Baştan çıkarıcı, dar bir elbise içinde göz kamaştırıcı görünmek için ne gerekir? Keskin bir silüet ve yaban arısı beli! Yanal kaslarınızı mükemmel şekilde sıkılaştıran birkaç egzersiz yapın ve hedefinize ulaşacaksınız.
Bu gerekli
- Jimnastik minderi
- hula hup
- fitball
Talimatlar
Aşama 1
yan kıvrımlar
Düz durun, ayaklarınızı omuz genişliğinde açın ve kollarınızı yanlara doğru açın.
Derin bir nefes alın ve nefes verirken üst gövdeyi sağa doğru hareket ettirin (kaydırıcı gibi).
Alt kısım hareketsiz bir durumda sabitlenir.
Sağ el yere paraleldir.
Maksimuma ulaştıktan sonra bir nefes alın. Nefes verirken sol elinizi sağınıza doğru hareket ettirin ve avuçlarınızı kilide doğru toplayın.
Bu pozisyonu 20 saniye basılı tutun (mümkün olduğunca uzun süre kaslarda yanma hissi bekleyin).
Egzersizi sol taraf için tekrarlayın. Her kol için 3 set yapın.
Dizlerinin üstüne çök ve fitball'u al.
Nefes alırken kollarınızı yukarı kaldırın, nefes verirken vücudunuzu sağa doğru eğin.
Nefes alın - eller yukarı. Nefes verin - diğer tarafa doğru eğin.
Vücudun eğriliğinin yalnızca bel bölgesinde olduğundan emin olun.
3 set 10 çift büküm gerçekleştirin.
Adım 2
yan çubuk
Başlangıç pozisyonu tahta pozudur. 10 saniye içinde kal.
Derin bir nefes alın ve nefes verirken vücudunuzu sola çevirin.
Sağ avuç içi ve her iki bacak üzerinde vurgu. Sol el başın arkasında veya yukarı doğru uzatılmış.

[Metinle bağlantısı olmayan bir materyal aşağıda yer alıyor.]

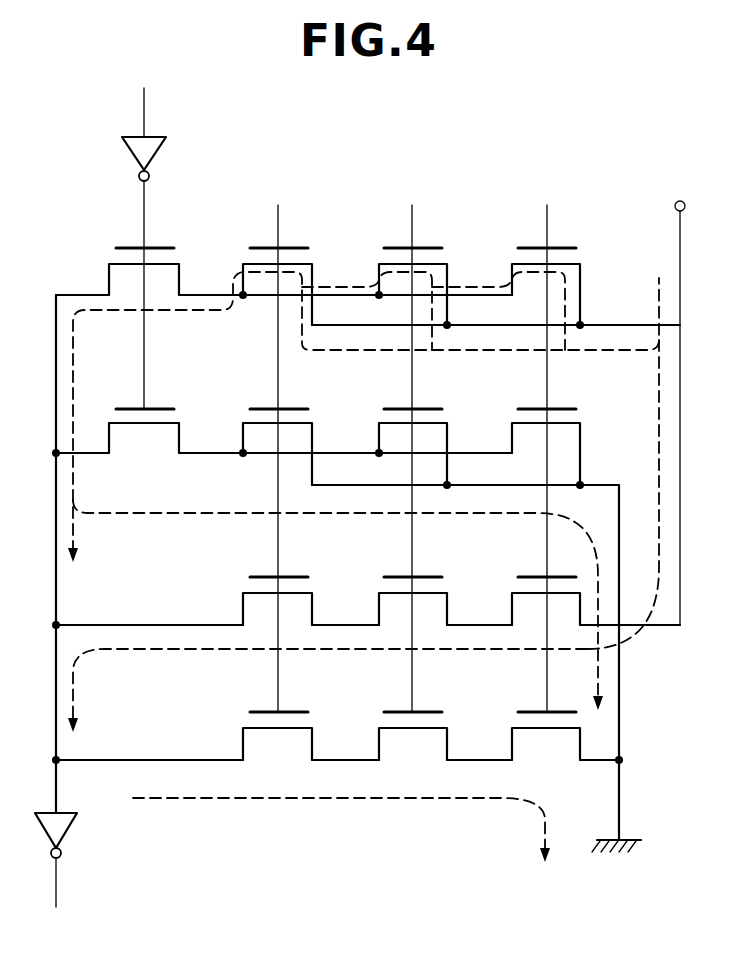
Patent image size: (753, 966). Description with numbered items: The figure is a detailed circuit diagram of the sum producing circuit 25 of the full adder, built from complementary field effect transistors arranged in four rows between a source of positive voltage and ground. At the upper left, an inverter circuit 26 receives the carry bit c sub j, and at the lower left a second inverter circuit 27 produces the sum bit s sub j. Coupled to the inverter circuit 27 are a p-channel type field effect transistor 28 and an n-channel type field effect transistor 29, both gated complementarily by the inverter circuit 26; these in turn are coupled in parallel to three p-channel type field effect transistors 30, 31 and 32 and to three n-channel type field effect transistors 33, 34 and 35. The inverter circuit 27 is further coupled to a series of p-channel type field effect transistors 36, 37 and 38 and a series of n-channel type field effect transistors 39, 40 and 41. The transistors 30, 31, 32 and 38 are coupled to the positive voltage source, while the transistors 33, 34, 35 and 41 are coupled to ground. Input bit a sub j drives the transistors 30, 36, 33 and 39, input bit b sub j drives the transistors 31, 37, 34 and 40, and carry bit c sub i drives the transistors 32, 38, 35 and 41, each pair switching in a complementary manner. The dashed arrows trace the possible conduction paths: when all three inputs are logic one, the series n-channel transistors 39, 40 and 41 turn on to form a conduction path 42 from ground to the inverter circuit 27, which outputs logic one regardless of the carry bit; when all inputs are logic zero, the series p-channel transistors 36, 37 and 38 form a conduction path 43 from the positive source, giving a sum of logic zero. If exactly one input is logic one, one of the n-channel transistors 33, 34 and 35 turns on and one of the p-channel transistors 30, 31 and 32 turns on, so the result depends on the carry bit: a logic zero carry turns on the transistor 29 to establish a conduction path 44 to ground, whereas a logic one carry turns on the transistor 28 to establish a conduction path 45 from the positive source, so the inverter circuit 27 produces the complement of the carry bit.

The sum producing circuit 25 is at (484, 163).
The inverter circuit 26 is at (158, 154).
The inverter circuit 27 is at (66, 836).
The p-channel type field effect transistor 28 is at (150, 248).
The n-channel type field effect transistor 29 is at (152, 409).
The p-channel type field effect transistor 30 is at (292, 248).
The p-channel type field effect transistor 31 is at (427, 248).
The p-channel type field effect transistor 32 is at (562, 248).
The n-channel type field effect transistor 33 is at (290, 409).
The n-channel type field effect transistor 34 is at (425, 409).
The n-channel type field effect transistor 35 is at (560, 409).
The p-channel type field effect transistor 36 is at (292, 577).
The p-channel type field effect transistor 37 is at (427, 577).
The p-channel type field effect transistor 38 is at (538, 578).
The n-channel type field effect transistor 39 is at (288, 712).
The n-channel type field effect transistor 40 is at (425, 712).
The n-channel type field effect transistor 41 is at (554, 712).
The conduction path 42 is at (252, 800).
The conduction path 43 is at (166, 651).
The conduction path 44 is at (218, 514).
The conduction path 45 is at (106, 311).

Vücudunuzu düz tutun, eğilmeyin. Sağ avuç içi tam olarak omzun altında olmalıdır.
Bu pozisyonu 30 saniye basılı tutun ve pelvis ile küçük bir genliğe sahip birkaç yay yapın.
Tekrar 30 saniye duraklayın ve başlangıç pozisyonuna dönün.
Egzersizi diğer tarafta tekrarlayın. Efekti pekiştirmek için 2 set izleyin.
Aşama 3
Yan bacağınızı yükselterek yatarken
Yanınıza yatın ve sağ dirseğinize yaslanın. Diğer elinizi önünüze koyun veya başınızın arkasına alın.
50-60 cm yukarı - 20 kez üst bacak kaldırma gerçekleştirin;
Nefes alırken üst bacağınızı 30-40 cm yukarı kaldırın. Nefes verirken alt bacağınızı kendinize doğru çekin ve bu pozisyonu 15 saniye basılı tutun. Egzersizi 5 kez tekrarlayın.
Nefes alırken üst bacağınızı 30-40 cm yukarı kaldırın. Nefes verirken alttakini kendinize doğru çekin ve 15 yay yapın. Bedene dikkat et, geri düşme.
Egzersizi diğer tarafta tekrarlayın.
4. Adım
yan egzersizi
Sırt üstü yatın, avuçlarınızı başınızın arkasına koyun ve dirseklerinizi geniş açın.
Bacaklarınızı 90 derecelik bir açıyla bükün, dizlerinizi tam olarak pelvisin üzerine yerleştirin.
Başlangıç pozisyonu - omuzlar yerden yukarı kaldırılır.
Derin nefes. Nefes verirken sağ bacağınızı uzatırken sağ dirseğinizi sol dizinize doğru çekin. Nefes alırken başlangıç pozisyonuna dönün, nefes verirken egzersizi aynı yönde tekrarlayın.
Egzersizi 20 kez yapın, ardından tarafları değiştirin.
Adım 5
Kasnak, masaj etkisinden dolayı bel bölgesindeki kan dolaşımını iyileştirecektir. Ana antrenmandan 10-15 dakika sonra egzersiz yapın ve sonuçların gelmesi uzun sürmeyecektir.